Glauque (BE)
Qu’est-ce que Glauque ? Une couleur ? Une ambiance ? Une époque ? Ou bien le tout résumé dans les exploits d’un groupe dont la genèse remonte à 2017 quand Louis Lemage, étudiant en rupture de cursus qui souhaitait transposer ses textes écorchés en chansons, réalise quelques maquettes avec Aadriejan Montens, élève au conservatoire de Namur en Belgique. Quelques mois plus tard, Baptiste et Lucas, eux-mêmes étudiants au Conservatoire les rejoignent et les quatre ne tardent pas à donner leurs premiers concerts, rendant nécessaire l’adoption d’un nom. Glauque donc.
Faisant suite à l’EP Glauque, un maxi de 6 titres qui regroupait leurs premiers singles, Les gens passent, le temps reste est leur premier album. Comme le nom du groupe qui joue de la polysémie, la musique de Glauque se distingue par son ambivalence à exprimer le mal et la rage de vivre. « Faire face à la perte avec ce qu’elle laisse en nous de bon et de moins bon » : voilà abrégé l’esprit parcourant les 12 titres de Les gens passent, le temps reste. Une perte qui ne se limite pas à la sensation d’impermanence que trahit le titre de l’album, ni au Deuil que porte sur 10 minutes le morceau final. Elle ne coïncide qu’en partie à la rupture amoureuse de Bleu.e, au désenchantement de Plan Large, au fatalisme de Pas le Choix.

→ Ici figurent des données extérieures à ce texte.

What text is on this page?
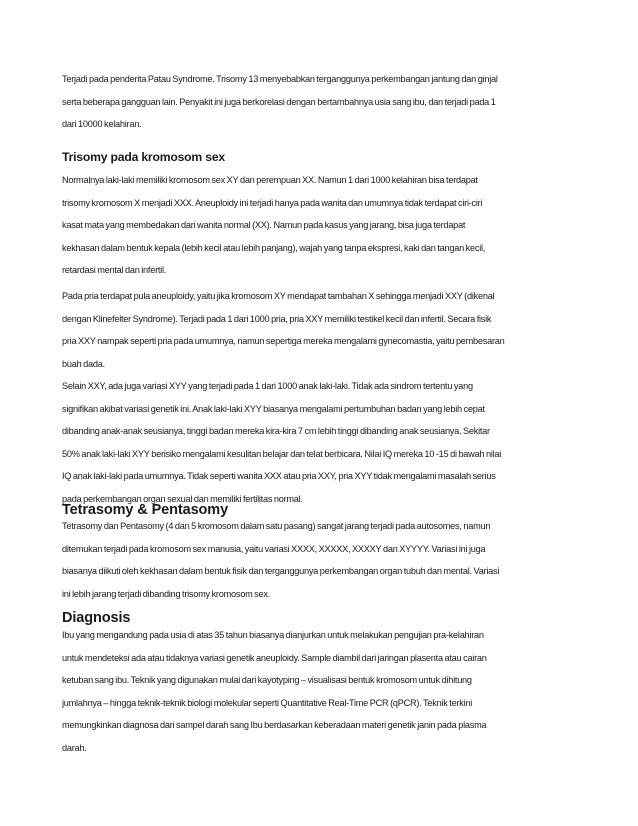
Terjadi pada penderita Patau Syndrome. Trisomy 13 menyebabkan terganggunya perkembangan jantung dan ginjal
serta beberapa gangguan lain. Penyakit ini juga berkorelasi dengan bertambahnya usia sang ibu, dan terjadi pada 1
dari 10000 kelahiran.

Trisomy pada kromosom sex

Normalnya laki-laki memiliki kromosom sex XY dan perempuan XX. Namun 1 dari 1000 kelahiran bisa terdapat
trisomy kromosom X menjadi XXX. Aneuploidy ini terjadi hanya pada wanita dan umumnya tidak terdapat ciri-ciri
kasat mata yang membedakan dari wanita normal (XX). Namun pada kasus yang jarang, bisa juga terdapat
kekhasan dalam bentuk kepala (lebih kecil atau lebih panjang), wajah yang tanpa ekspresi, kaki dan tangan kecil,
retardasi mental dan infertil.

Pada pria terdapat pula aneuploidy, yaitu jika kromosom XY mendapat tambahan X sehingga menjadi XXY (dikenal
dengan Klinefelter Syndrome). Terjadi pada 1 dari 1000 pria, pria XXY memiliki testikel kecil dan infertil. Secara fisik
pria XXY nampak seperti pria pada umumnya, namun sepertiga mereka mengalami gynecomastia, yaitu pembesaran
buah dada.

Selain XXY, ada juga variasi XYY yang terjadi pada 1 dari 1000 anak laki-laki. Tidak ada sindrom tertentu yang
signifikan akibat variasi genetik ini. Anak laki-laki XYY biasanya mengalami pertumbuhan badan yang lebih cepat
dibanding anak-anak seusianya, tinggi badan mereka kira-kira 7 cm lebih tinggi dibanding anak seusianya. Sekitar
50% anak laki-laki XYY berisiko mengalami kesulitan belajar dan telat berbicara. Nilai IQ mereka 10 -15 di bawah nilai
IQ anak laki-laki pada umumnya. Tidak seperti wanita XXX atau pria XXY, pria XYY tidak mengalami masalah serius
pada perkembangan organ sexual dan memiliki fertilitas normal.

Tetrasomy & Pentasomy

Tetrasomy dan Pentasomy (4 dan 5 kromosom dalam satu pasang) sangat jarang terjadi pada autosomes, namun
ditemukan terjadi pada kromosom sex manusia, yaitu variasi XXXX, XXXXX, XXXXY dan XYYYY. Variasi ini juga
biasanya diikuti oleh kekhasan dalam bentuk fisik dan terganggunya perkembangan organ tubuh dan mental. Variasi
ini lebih jarang terjadi dibanding trisomy kromosom sex.

Diagnosis

Ibu yang mengandung pada usia di atas 35 tahun biasanya dianjurkan untuk melakukan pengujian pra-kelahiran
untuk mendeteksi ada atau tidaknya variasi genetik aneuploidy. Sample diambil dari jaringan plasenta atau cairan
ketuban sang ibu. Teknik yang digunakan mulai dari kayotyping – visualisasi bentuk kromosom untuk dihitung
jumlahnya – hingga teknik-teknik biologi molekular seperti Quantitative Real-Time PCR (qPCR). Teknik terkini
memungkinkan diagnosa dari sampel darah sang Ibu berdasarkan keberadaan materi genetik janin pada plasma
darah.
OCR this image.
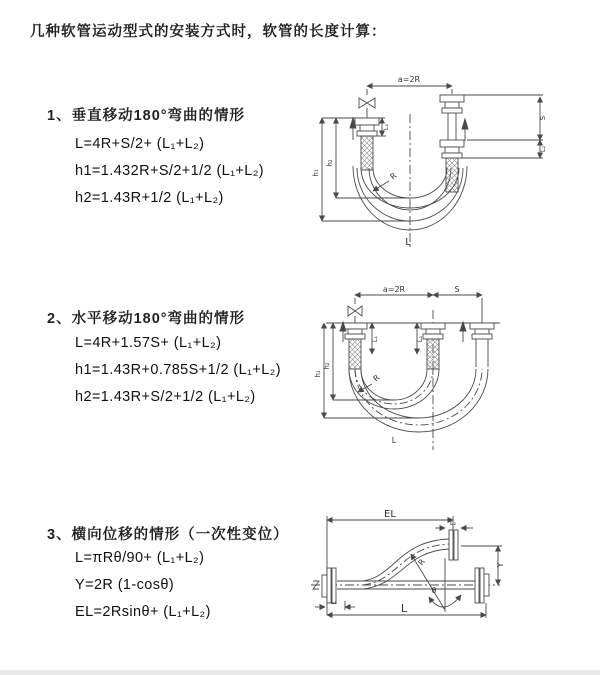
几种软管运动型式的安装方式时，软管的长度计算：
1、垂直移动180°弯曲的情形
L=4R+S/2+ (L₁+L₂)
h1=1.432R+S/2+1/2 (L₁+L₂)
h2=1.43R+1/2 (L₁+L₂)
2、水平移动180°弯曲的情形
L=4R+1.57S+ (L₁+L₂)
h1=1.43R+0.785S+1/2 (L₁+L₂)
h2=1.43R+S/2+1/2 (L₁+L₂)
3、横向位移的情形（一次性变位）
L=πRθ/90+ (L₁+L₂)
Y=2R (1-cosθ)
EL=2Rsinθ+ (L₁+L₂)
a=2R
h₁
h₂
L₁
S
L₂
R
L
a=2R	S
L₁	L₂
h₁
h₂
R
L
EL
L₂
Y
R
θ
L
L₁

Non, ce qui semble avoir été perdu en chemin serait plutôt le sentiment même d’exister. Ou d’exister mal, incomplètement. D’où cet élan de lucidité refondateur qu’exprime Plusieurs Moi où Louis est renvoyé à lui- même, à ses doutes lui faisant déclarer « je ne suis pas un artiste« . D’où les autoportraits sans concession de Friable et Noir, où les mots dénoncent les impostures, celle de l’auteur comme celles propres à tout un chacun, quitte à en sortir avec le visage meurtri d’un boxeur après le gong. Si l’on pense passagèrement à l’art de l’autoflagellation cher à Brel, les beats industriels, comme produits par les valves et les soupapes de la salle des machines d’un brise-glace, nous ramènent irrémédiablement à une implacable modernité dont on ne peut échapper que par l’ivresse, de la danse notamment. Chaque texte s’apparente ainsi à un saut dans l’abîme d’une époque dénuée d’horizon. Fonder une famille ? Rance y renonce définitivement. Une démarche nihiliste ? Plutôt une quête de vérité. Ne mentir ni à soi-même, ni aux autres. Admettre que l’on puisse être multiple dans un monde qui répugne à reconnaître toute complexité. Supporter la mortalité sans chercher la moindre consolation dans un passé mythifié, sans quérir le refuge d’une mélancolie saturnienne, sans croire à l’amour tout en le cherchant. Et faire du désespoir un lien combatif.